Lena Dunham opens up about her failed IVF cycle and realizing she 'cannot have a child'
Lena Dunham is coming to terms with the fact that her road to parenthood is going to look different than how she initially imagined.
In a personal essay for Harper's Magazine, the former "Girls" star revealed that after having her uterus, cervix and one ovary removed due to chronic pain caused by endometriosis, she learned that her remaining ovary was still producing eggs.
At that point, she stated, she underwent an in vitro fertilization cycle, using donor sperm, only to learn this past Memorial Day that none of her six embryos were viable. Although her doctor told her at that time that they could "discuss my 'remaining options,'" she added, "He knew that I knew that there weren't really any."
"I was another cocky woman-to-be, sure that I would have what I wanted because I wanted it. Because I had always gotten it. Because the world told me it was mine to take," she wrote. "It's wild how far you can drift from yourself in the process of trying to get what you want. What started as wanting to carry the child of the man I loved became wanting to have a child with a man who was willing to help me have one. Soon that became hiring a lawyer to draft a contract for a sperm-donor friend and calling a surrogate who came highly recommended by another celebrity."
"I was forced to admit just how much of it was about finishing what I started," she continued. "I tried to have a child. Along the way, my body broke. My relationship did, too. In the process—because of it?—I became a functional junkie. I had lost my way, and a half-dozen eggs sitting in Midtown [Manhattan] promised to lead me home."
Dunham, 34, revealed in February 2018 that she'd undergone a hysterectomy at 31 after trying "pelvic-floor therapy, massage therapy, pain therapy, color therapy, acupuncture, [and] yoga" to treat her chronic pain. Several months later, she announced that her left ovary had been removed in a separate procedure.
Endometriosis is an often painful disorder in which endometrial-like tissue grows outside of the uterus, according to the Mayo Clinic.
ABC News' chief medical correspondent, Dr.
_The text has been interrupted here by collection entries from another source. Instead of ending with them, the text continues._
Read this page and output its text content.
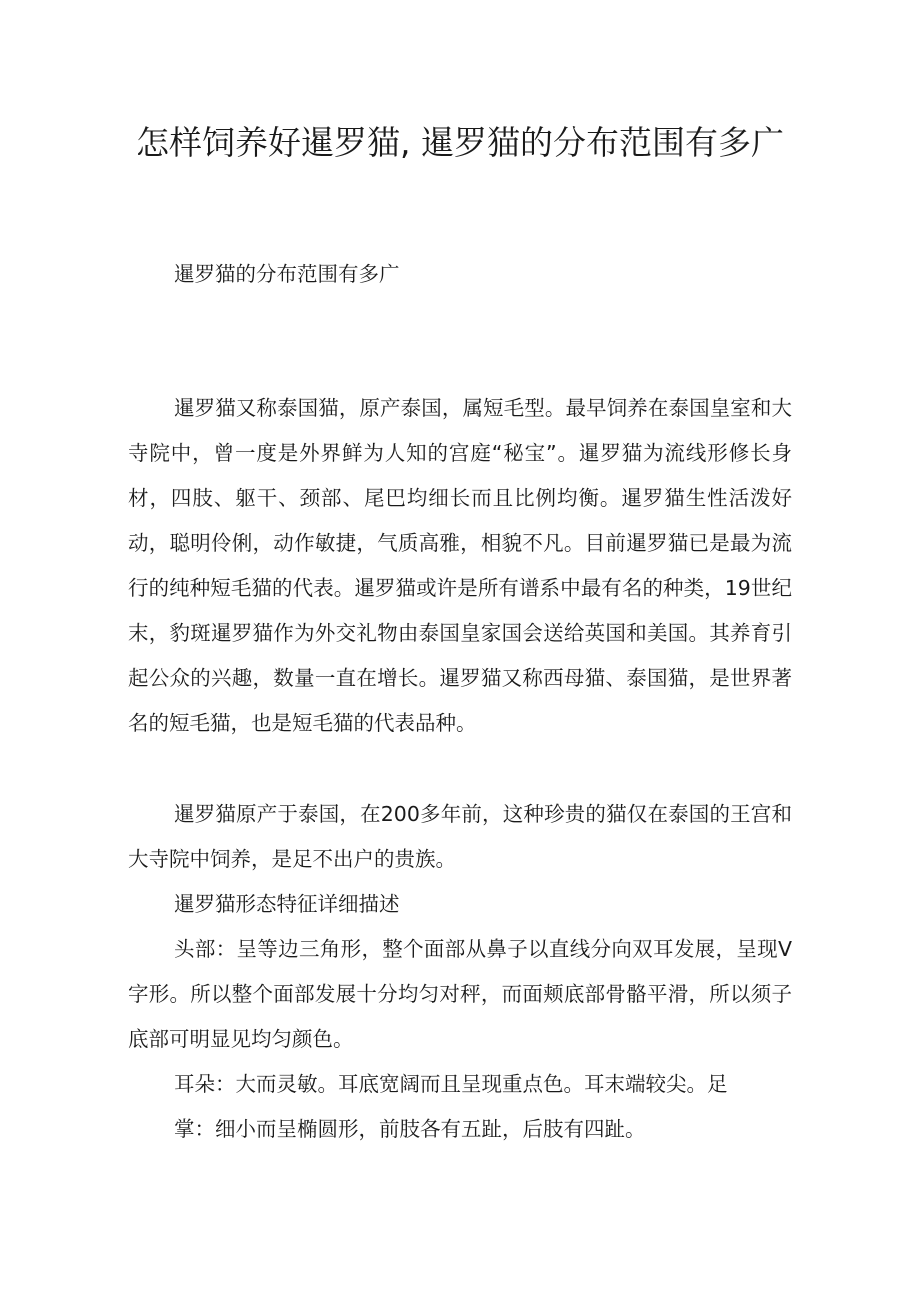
怎样饲养好暹罗猫, 暹罗猫的分布范围有多广

暹罗猫的分布范围有多广

暹罗猫又称泰国猫，原产泰国，属短毛型。最早饲养在泰国皇室和大寺院中，曾一度是外界鲜为人知的宫庭“秘宝”。暹罗猫为流线形修长身材，四肢、躯干、颈部、尾巴均细长而且比例均衡。暹罗猫生性活泼好动，聪明伶俐，动作敏捷，气质高雅，相貌不凡。目前暹罗猫已是最为流行的纯种短毛猫的代表。暹罗猫或许是所有谱系中最有名的种类，19世纪末，豹斑暹罗猫作为外交礼物由泰国皇家国会送给英国和美国。其养育引起公众的兴趣，数量一直在增长。暹罗猫又称西母猫、泰国猫，是世界著名的短毛猫，也是短毛猫的代表品种。

暹罗猫原产于泰国，在200多年前，这种珍贵的猫仅在泰国的王宫和大寺院中饲养，是足不出户的贵族。

暹罗猫形态特征详细描述

头部：呈等边三角形，整个面部从鼻子以直线分向双耳发展，呈现V字形。所以整个面部发展十分均匀对秤，而面颊底部骨骼平滑，所以须子底部可明显见均匀颜色。

耳朵：大而灵敏。耳底宽阔而且呈现重点色。耳末端较尖。足

掌：细小而呈椭圆形，前肢各有五趾，后肢有四趾。
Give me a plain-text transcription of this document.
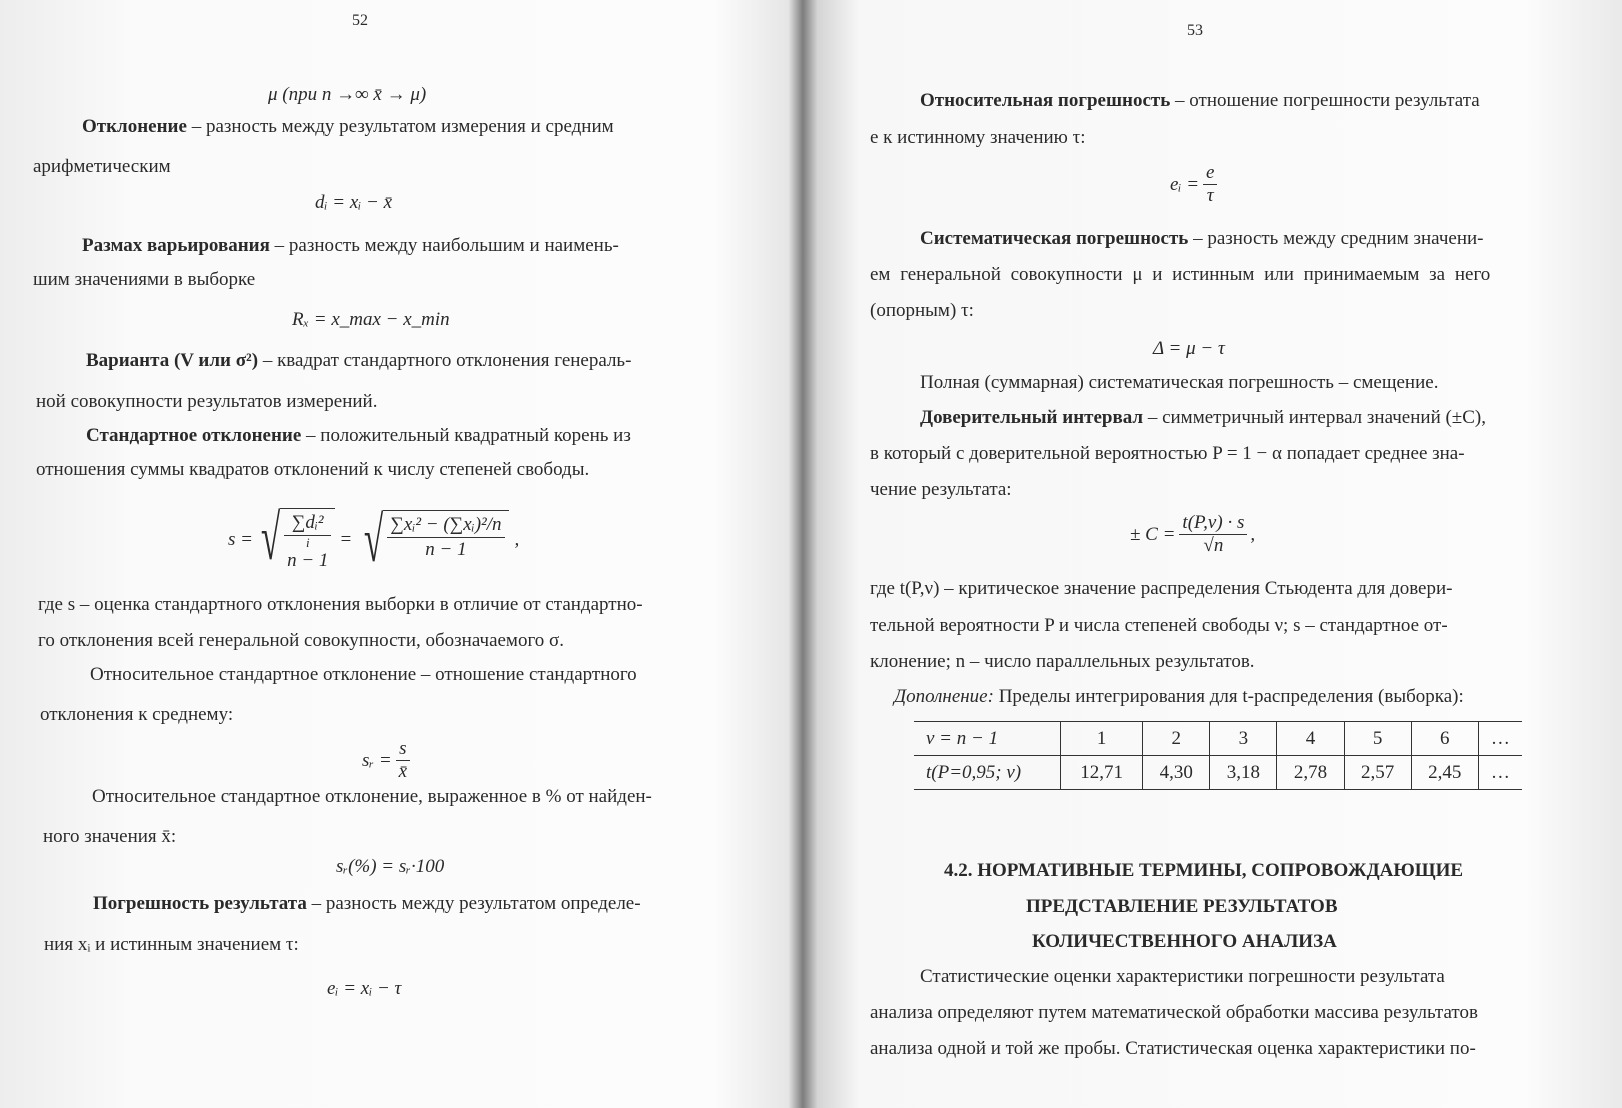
52
μ (при n →∞ x̄ → μ)
Отклонение – разность между результатом измерения и средним
арифметическим
dᵢ = xᵢ − x̄
Размах варьирования – разность между наибольшим и наимень-
шим значениями в выборке
Rₓ = x_max − x_min
Варианта (V или σ²) – квадрат стандартного отклонения генераль-
ной совокупности результатов измерений.
Стандартное отклонение – положительный квадратный корень из
отношения суммы квадратов отклонений к числу степеней свободы.
s = √ ∑dᵢ²
i
n − 1
= √ $\frac{\text{∑xᵢ² − (∑xᵢ)²/n}}{n - 1}$ ,
где s – оценка стандартного отклонения выборки в отличие от стандартно-
го отклонения всей генеральной совокупности, обозначаемого σ.
Относительное стандартное отклонение – отношение стандартного
отклонения к среднему:
sᵣ = $\frac{s}{x̄}$
Относительное стандартное отклонение, выраженное в % от найден-
ного значения x̄:
sᵣ(%) = sᵣ·100
Погрешность результата – разность между результатом определе-
ния xᵢ и истинным значением τ:
eᵢ = xᵢ − τ
53
Относительная погрешность – отношение погрешности результата
e к истинному значению τ:
eᵢ = $\frac{e}{\tau}$
Систематическая погрешность – разность между средним значени-
ем генеральной совокупности μ и истинным или принимаемым за него
(опорным) τ:
Δ = μ − τ
Полная (суммарная) систематическая погрешность – смещение.
Доверительный интервал – симметричный интервал значений (±C),
в который с доверительной вероятностью P = 1 − α попадает среднее зна-
чение результата:
± $C = \frac{t(P,\nu) \cdot s}{√n}$ ,
где t(P,ν) – критическое значение распределения Стьюдента для довери-
тельной вероятности P и числа степеней свободы ν; s – стандартное от-
клонение; n – число параллельных результатов.
Дополнение: Пределы интегрирования для t-распределения (выборка):
ν = n − 1	1	2	3	4	5	6	…
t(P=0,95; ν)	12,71	4,30	3,18	2,78	2,57	2,45	…
4.2. НОРМАТИВНЫЕ ТЕРМИНЫ, СОПРОВОЖДАЮЩИЕ
ПРЕДСТАВЛЕНИЕ РЕЗУЛЬТАТОВ
КОЛИЧЕСТВЕННОГО АНАЛИЗА
Статистические оценки характеристики погрешности результата
анализа определяют путем математической обработки массива результатов
анализа одной и той же пробы. Статистическая оценка характеристики по-
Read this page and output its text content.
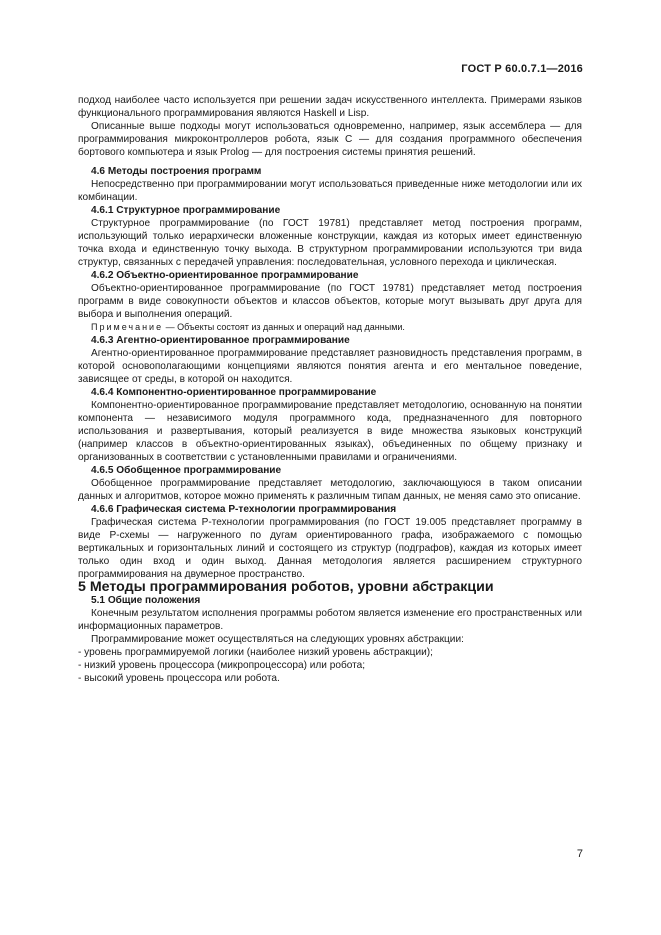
ГОСТ Р 60.0.7.1—2016

подход наиболее часто используется при решении задач искусственного интеллекта. Примерами языков функционального программирования являются Haskell и Lisp.

Описанные выше подходы могут использоваться одновременно, например, язык ассемблера — для программирования микроконтроллеров робота, язык С — для создания программного обеспечения бортового компьютера и язык Prolog — для построения системы принятия решений.

4.6 Методы построения программ

Непосредственно при программировании могут использоваться приведенные ниже методологии или их комбинации.

4.6.1 Структурное программирование

Структурное программирование (по ГОСТ 19781) представляет метод построения программ, использующий только иерархически вложенные конструкции, каждая из которых имеет единственную точка входа и единственную точку выхода. В структурном программировании используются три вида структур, связанных с передачей управления: последовательная, условного перехода и циклическая.

4.6.2 Объектно-ориентированное программирование

Объектно-ориентированное программирование (по ГОСТ 19781) представляет метод построения программ в виде совокупности объектов и классов объектов, которые могут вызывать друг друга для выбора и выполнения операций.

Примечание — Объекты состоят из данных и операций над данными.

4.6.3 Агентно-ориентированное программирование

Агентно-ориентированное программирование представляет разновидность представления программ, в которой основополагающими концепциями являются понятия агента и его ментальное поведение, зависящее от среды, в которой он находится.

4.6.4 Компонентно-ориентированное программирование

Компонентно-ориентированное программирование представляет методологию, основанную на понятии компонента — независимого модуля программного кода, предназначенного для повторного использования и развертывания, который реализуется в виде множества языковых конструкций (например классов в объектно-ориентированных языках), объединенных по общему признаку и организованных в соответствии с установленными правилами и ограничениями.

4.6.5 Обобщенное программирование

Обобщенное программирование представляет методологию, заключающуюся в таком описании данных и алгоритмов, которое можно применять к различным типам данных, не меняя само это описание.

4.6.6 Графическая система Р-технологии программирования

Графическая система Р-технологии программирования (по ГОСТ 19.005 представляет программу в виде Р-схемы — нагруженного по дугам ориентированного графа, изображаемого с помощью вертикальных и горизонтальных линий и состоящего из структур (подграфов), каждая из которых имеет только один вход и один выход. Данная методология является расширением структурного программирования на двумерное пространство.

5 Методы программирования роботов, уровни абстракции

5.1 Общие положения

Конечным результатом исполнения программы роботом является изменение его пространственных или информационных параметров.

Программирование может осуществляться на следующих уровнях абстракции:

- уровень программируемой логики (наиболее низкий уровень абстракции);
- низкий уровень процессора (микропроцессора) или робота;
- высокий уровень процессора или робота.
7
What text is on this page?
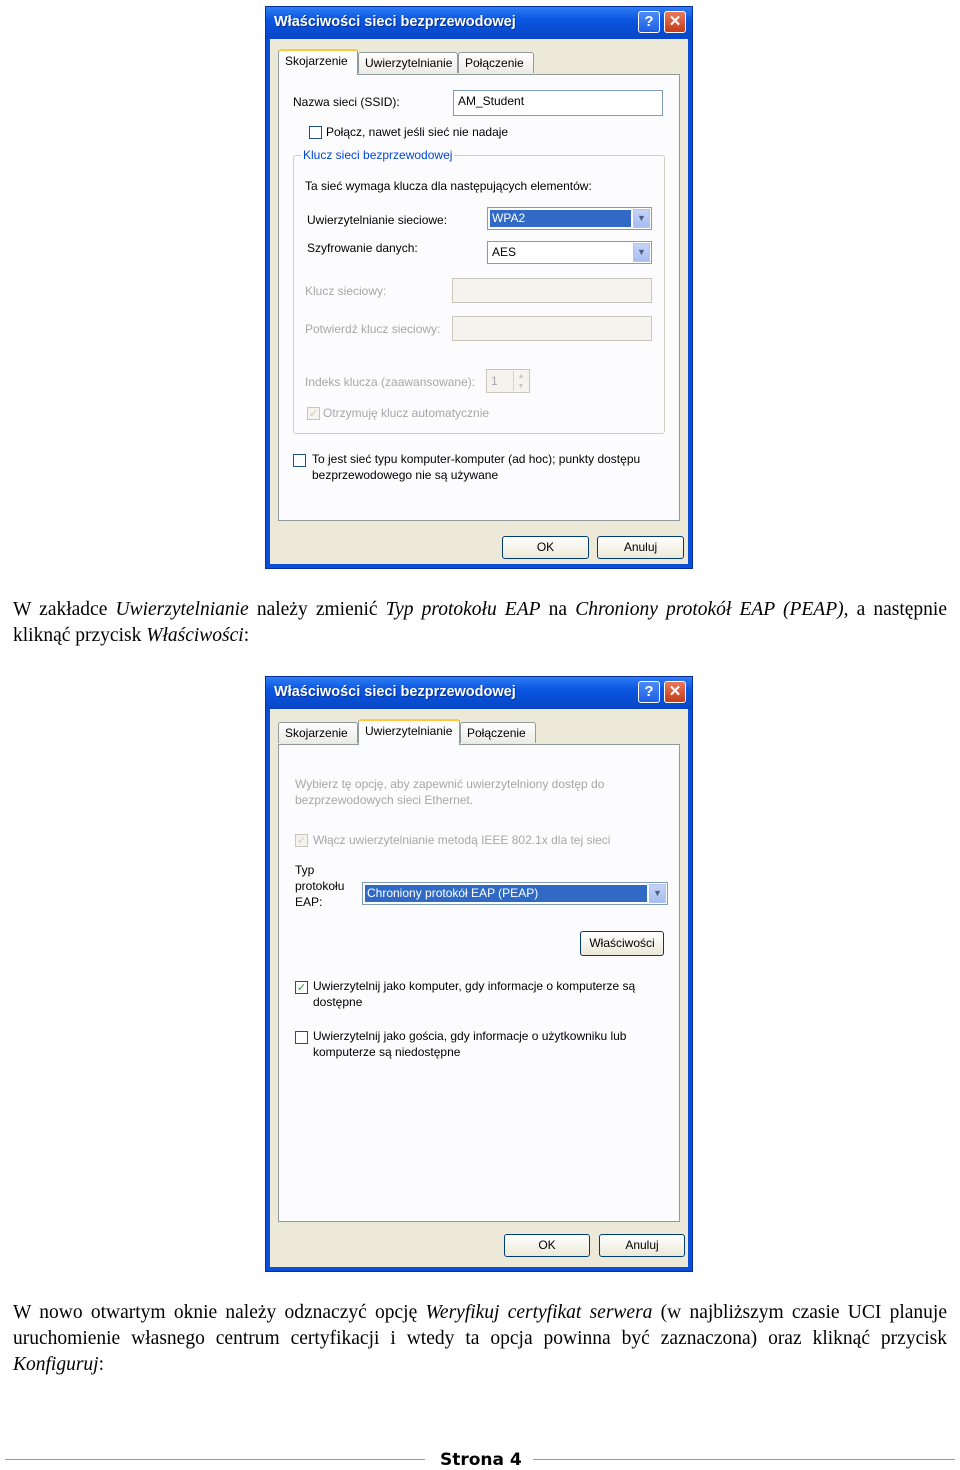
Właściwości sieci bezprzewodowej	?	✕
Skojarzenie	Uwierzytelnianie	Połączenie
Nazwa sieci (SSID):	AM_Student
Połącz, nawet jeśli sieć nie nadaje
Klucz sieci bezprzewodowej
Ta sieć wymaga klucza dla następujących elementów:
Uwierzytelnianie sieciowe:	WPA2	▼
Szyfrowanie danych:	AES	▼
Klucz sieciowy:
Potwierdź klucz sieciowy:
Indeks klucza (zaawansowane): 1	▲
▼
✓ Otrzymuję klucz automatycznie
To jest sieć typu komputer-komputer (ad hoc); punkty dostępu
bezprzewodowego nie są używane
OK	Anuluj
W zakładce Uwierzytelnianie należy zmienić Typ protokołu EAP na Chroniony protokół EAP (PEAP), a następnie kliknąć przycisk Właściwości:
Właściwości sieci bezprzewodowej	?	✕
Skojarzenie	Uwierzytelnianie	Połączenie
Wybierz tę opcję, aby zapewnić uwierzytelniony dostęp do
bezprzewodowych sieci Ethernet.
✓ Włącz uwierzytelnianie metodą IEEE 802.1x dla tej sieci
Typ
protokołu
EAP:
Chroniony protokół EAP (PEAP)	▼
Właściwości
✓ Uwierzytelnij jako komputer, gdy informacje o komputerze są
dostępne
Uwierzytelnij jako gościa, gdy informacje o użytkowniku lub
komputerze są niedostępne
OK	Anuluj
W nowo otwartym oknie należy odznaczyć opcję Weryfikuj certyfikat serwera (w najbliższym czasie UCI planuje uruchomienie własnego centrum certyfikacji i wtedy ta opcja powinna być zaznaczona) oraz kliknąć przycisk Konfiguruj:
Strona 4
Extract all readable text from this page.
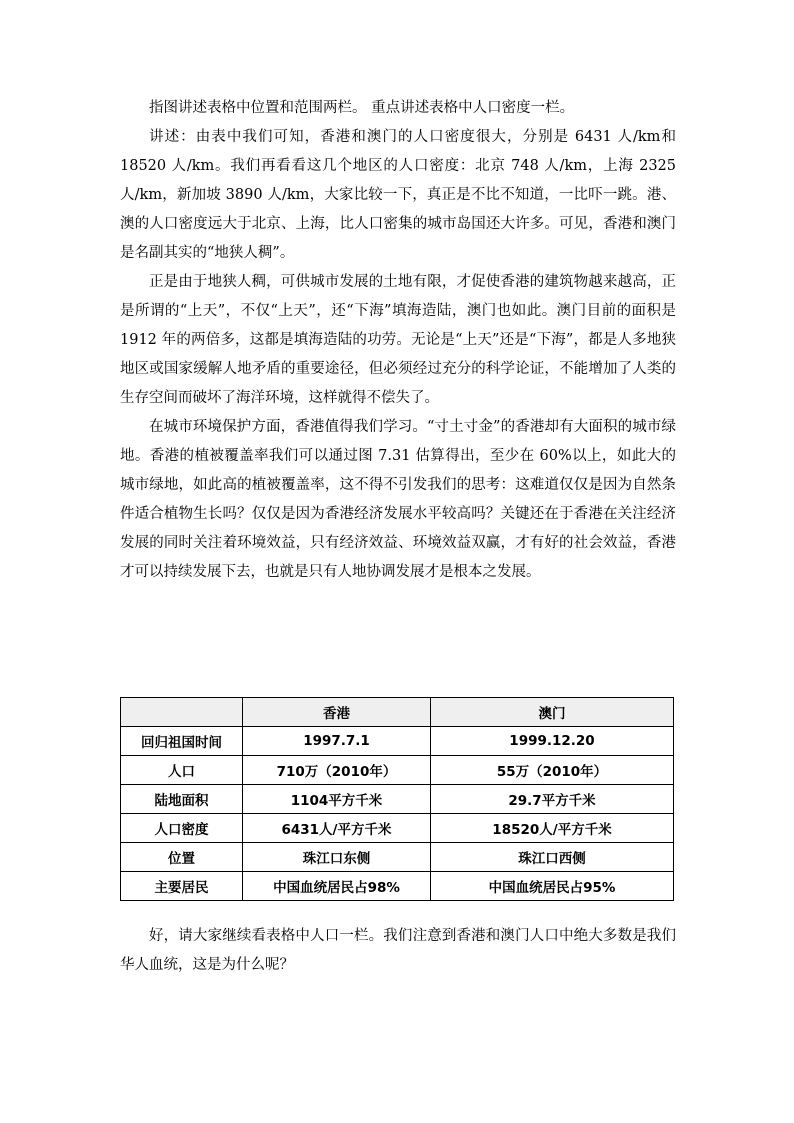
指图讲述表格中位置和范围两栏。 重点讲述表格中人口密度一栏。

讲述：由表中我们可知，香港和澳门的人口密度很大，分别是 6431 人/km和 18520 人/km。我们再看看这几个地区的人口密度：北京 748 人/km，上海 2325人/km，新加坡 3890 人/km，大家比较一下，真正是不比不知道，一比吓一跳。港、澳的人口密度远大于北京、上海，比人口密集的城市岛国还大许多。可见，香港和澳门是名副其实的“地狭人稠”。

正是由于地狭人稠，可供城市发展的土地有限，才促使香港的建筑物越来越高，正是所谓的“上天”，不仅“上天”，还“下海”填海造陆，澳门也如此。澳门目前的面积是 1912 年的两倍多，这都是填海造陆的功劳。无论是“上天”还是“下海”，都是人多地狭地区或国家缓解人地矛盾的重要途径，但必须经过充分的科学论证，不能增加了人类的生存空间而破坏了海洋环境，这样就得不偿失了。

在城市环境保护方面，香港值得我们学习。“寸土寸金”的香港却有大面积的城市绿地。香港的植被覆盖率我们可以通过图 7.31 估算得出，至少在 60%以上，如此大的城市绿地，如此高的植被覆盖率，这不得不引发我们的思考：这难道仅仅是因为自然条件适合植物生长吗？仅仅是因为香港经济发展水平较高吗？关键还在于香港在关注经济发展的同时关注着环境效益，只有经济效益、环境效益双赢，才有好的社会效益，香港才可以持续发展下去，也就是只有人地协调发展才是根本之发展。

	香港	澳门
回归祖国时间	1997.7.1	1999.12.20
人口	710万（2010年）	55万（2010年）
陆地面积	1104平方千米	29.7平方千米
人口密度	6431人/平方千米	18520人/平方千米
位置	珠江口东侧	珠江口西侧
主要居民	中国血统居民占98%	中国血统居民占95%

好，请大家继续看表格中人口一栏。我们注意到香港和澳门人口中绝大多数是我们华人血统，这是为什么呢？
Jennifer Ashton, said the key with surgical treatment of endometriosis is two-fold: to reduce or remove scar tissue and/or to remove hormonal stimulation, which comes from the ovaries.
"Ideally, women have as few surgeries as possible, but often with endometriosis multiple surgeries are common," she explained in 2018. "With a young woman, if the ovaries are left in — one or both — she can continue to have residual pain even after a hysterectomy, because the microscopic implants or lesions respond to hormonal stimulation by the ovaries."
Although Dunham may not be able to have a biological child, she has not given up on becoming a mother. In fact, the actress and writer believes that her recent trials may inform how she parents a child one day.
"There is a lot you can correct in life—you can end a relationship, get sober, get serious, say sorry—but you can't force the universe to give you a baby that your body has told you all along was an impossibility. Weak animals die in the woods as their pack mates run ahead. Bad eggs don't hatch. You can't bend nature," she wrote. "The irony is that knowing I cannot have a child—my ability to accept that and move on—may be the only reason I deserve to be anyone's parent at all. I think I finally have something to teach somebody."